The Post’s review found 190 posts on Facebook and Twitter from 47 candidates citing Dinesh D’Souza’s “2000 Mules” film, which claims to show so-called “mules” turning in absentee ballots for nonfamily members in violation of state rules, implying that this should invalidate Biden’s election. There’s little evidence that was true, but at the time the film was released last spring, Twitter had stopped enforcing its policies against election denial.
Mark Alford, the Republican candidate for U.S. Congress in Missouri, posted in a Facebook invitation to a watch party at his campaign office that the film “exposes widespread, coordinated voter fraud in the 2020 election, sufficient to change the overall outcome,” a claim that is false. No label was applied.
“Should they be moderating all posts that mention the movie? That’s a bridge too far,” said Shannon McGregor, a communications professor at the University of North Carolina. “But, at least labeling them would be a step in the right direction.”
The review also found that the phrase “election integrity” has become a popular, if vague, buzzword among others, showing up in hundreds of posts from at least 80 candidates.
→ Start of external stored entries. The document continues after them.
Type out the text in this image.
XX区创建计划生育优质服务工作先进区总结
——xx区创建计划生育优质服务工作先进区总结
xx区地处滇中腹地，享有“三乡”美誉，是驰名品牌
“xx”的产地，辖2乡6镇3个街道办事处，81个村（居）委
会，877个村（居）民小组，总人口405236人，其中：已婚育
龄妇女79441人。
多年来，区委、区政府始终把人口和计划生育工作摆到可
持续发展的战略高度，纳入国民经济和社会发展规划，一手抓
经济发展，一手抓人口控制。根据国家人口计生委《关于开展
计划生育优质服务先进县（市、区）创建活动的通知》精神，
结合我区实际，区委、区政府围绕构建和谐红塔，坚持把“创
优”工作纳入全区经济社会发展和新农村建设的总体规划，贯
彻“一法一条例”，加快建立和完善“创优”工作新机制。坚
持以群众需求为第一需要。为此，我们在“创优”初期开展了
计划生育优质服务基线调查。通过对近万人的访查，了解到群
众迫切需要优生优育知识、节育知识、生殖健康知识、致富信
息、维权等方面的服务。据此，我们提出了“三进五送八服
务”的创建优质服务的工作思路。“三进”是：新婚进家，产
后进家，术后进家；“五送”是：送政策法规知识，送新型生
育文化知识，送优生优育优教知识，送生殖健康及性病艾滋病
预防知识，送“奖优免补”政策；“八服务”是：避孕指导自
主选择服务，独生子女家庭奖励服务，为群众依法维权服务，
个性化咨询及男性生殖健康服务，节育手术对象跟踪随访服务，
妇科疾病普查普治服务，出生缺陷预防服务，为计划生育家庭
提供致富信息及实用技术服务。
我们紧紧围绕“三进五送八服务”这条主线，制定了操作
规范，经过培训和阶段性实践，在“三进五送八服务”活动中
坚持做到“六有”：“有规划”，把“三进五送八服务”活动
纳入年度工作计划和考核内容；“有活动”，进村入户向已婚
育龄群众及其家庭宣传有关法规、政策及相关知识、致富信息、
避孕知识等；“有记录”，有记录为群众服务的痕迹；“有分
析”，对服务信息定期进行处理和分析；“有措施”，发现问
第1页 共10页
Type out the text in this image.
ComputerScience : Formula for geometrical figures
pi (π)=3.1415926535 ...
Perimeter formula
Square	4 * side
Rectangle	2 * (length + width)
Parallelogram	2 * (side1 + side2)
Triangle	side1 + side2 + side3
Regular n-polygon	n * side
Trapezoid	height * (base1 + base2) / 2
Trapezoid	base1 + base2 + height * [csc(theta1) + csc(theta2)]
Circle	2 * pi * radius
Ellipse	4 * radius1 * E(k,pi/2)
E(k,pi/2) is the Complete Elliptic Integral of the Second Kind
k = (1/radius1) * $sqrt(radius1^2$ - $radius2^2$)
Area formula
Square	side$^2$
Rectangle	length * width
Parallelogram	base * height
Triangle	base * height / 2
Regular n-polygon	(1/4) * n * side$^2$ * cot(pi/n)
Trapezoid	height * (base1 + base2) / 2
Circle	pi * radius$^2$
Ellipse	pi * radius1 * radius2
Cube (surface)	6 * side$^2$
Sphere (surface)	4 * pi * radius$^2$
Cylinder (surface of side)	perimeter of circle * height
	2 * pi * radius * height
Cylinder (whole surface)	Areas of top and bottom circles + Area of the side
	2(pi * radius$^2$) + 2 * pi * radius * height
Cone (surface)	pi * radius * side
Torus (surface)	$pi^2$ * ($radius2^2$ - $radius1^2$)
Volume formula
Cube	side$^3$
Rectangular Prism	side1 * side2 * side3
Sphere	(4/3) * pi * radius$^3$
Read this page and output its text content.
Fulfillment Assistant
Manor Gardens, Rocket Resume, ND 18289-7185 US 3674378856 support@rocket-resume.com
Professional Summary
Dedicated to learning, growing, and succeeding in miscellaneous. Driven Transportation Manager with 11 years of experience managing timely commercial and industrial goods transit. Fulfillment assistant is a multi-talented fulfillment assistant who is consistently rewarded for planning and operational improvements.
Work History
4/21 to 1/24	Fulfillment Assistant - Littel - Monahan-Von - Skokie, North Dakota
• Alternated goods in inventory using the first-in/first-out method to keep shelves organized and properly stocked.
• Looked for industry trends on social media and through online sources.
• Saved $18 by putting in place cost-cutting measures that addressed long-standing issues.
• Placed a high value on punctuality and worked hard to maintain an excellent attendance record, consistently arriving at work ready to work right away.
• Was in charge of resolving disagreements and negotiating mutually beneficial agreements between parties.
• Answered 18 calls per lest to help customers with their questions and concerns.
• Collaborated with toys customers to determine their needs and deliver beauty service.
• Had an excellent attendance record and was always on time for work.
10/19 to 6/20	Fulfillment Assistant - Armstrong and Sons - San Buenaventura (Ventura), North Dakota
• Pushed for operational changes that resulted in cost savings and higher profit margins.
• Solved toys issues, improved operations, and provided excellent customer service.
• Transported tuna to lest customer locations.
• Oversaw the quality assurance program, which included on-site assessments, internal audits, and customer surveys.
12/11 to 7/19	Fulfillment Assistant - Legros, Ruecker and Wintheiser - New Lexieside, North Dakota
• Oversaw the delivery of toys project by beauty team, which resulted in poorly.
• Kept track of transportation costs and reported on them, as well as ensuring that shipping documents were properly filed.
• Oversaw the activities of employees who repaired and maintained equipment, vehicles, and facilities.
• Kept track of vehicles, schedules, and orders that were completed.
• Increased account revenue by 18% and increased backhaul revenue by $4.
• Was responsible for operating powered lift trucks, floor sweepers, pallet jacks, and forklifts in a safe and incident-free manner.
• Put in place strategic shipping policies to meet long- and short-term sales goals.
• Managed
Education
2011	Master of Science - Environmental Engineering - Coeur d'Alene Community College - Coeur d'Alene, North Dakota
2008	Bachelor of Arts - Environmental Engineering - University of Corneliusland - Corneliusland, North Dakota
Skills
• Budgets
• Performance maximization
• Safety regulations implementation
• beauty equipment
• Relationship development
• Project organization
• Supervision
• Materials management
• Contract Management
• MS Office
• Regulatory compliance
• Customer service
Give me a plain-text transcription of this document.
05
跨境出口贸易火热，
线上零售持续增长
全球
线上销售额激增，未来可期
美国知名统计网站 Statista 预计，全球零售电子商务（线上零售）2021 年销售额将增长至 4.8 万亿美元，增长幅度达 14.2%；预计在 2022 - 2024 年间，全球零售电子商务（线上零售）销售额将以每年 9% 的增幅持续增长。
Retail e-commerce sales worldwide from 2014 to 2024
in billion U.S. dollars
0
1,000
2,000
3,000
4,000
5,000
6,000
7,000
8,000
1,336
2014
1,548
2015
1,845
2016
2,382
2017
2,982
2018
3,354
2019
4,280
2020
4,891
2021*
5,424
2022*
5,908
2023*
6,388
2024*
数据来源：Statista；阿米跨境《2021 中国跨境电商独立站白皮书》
For instance, John Moolenaar (R), a Michigan congressman seeking reelection, includes it in a laundry list of campaign promises alongside “the right to life, the Second Amendment,” and keeping taxes low in a July Facebook post. Burt Jones, the Republican nominee for lieutenant governor of Georgia, also promised to “restore election integrity” alongside strengthening public safety, improving education and eliminating the state’s income tax in a May post before his primary.
McGregor says this is a “marker of identity” and it “allows voters who are primed to think about election denial to hear what they want to hear without alienating more moderate voters.”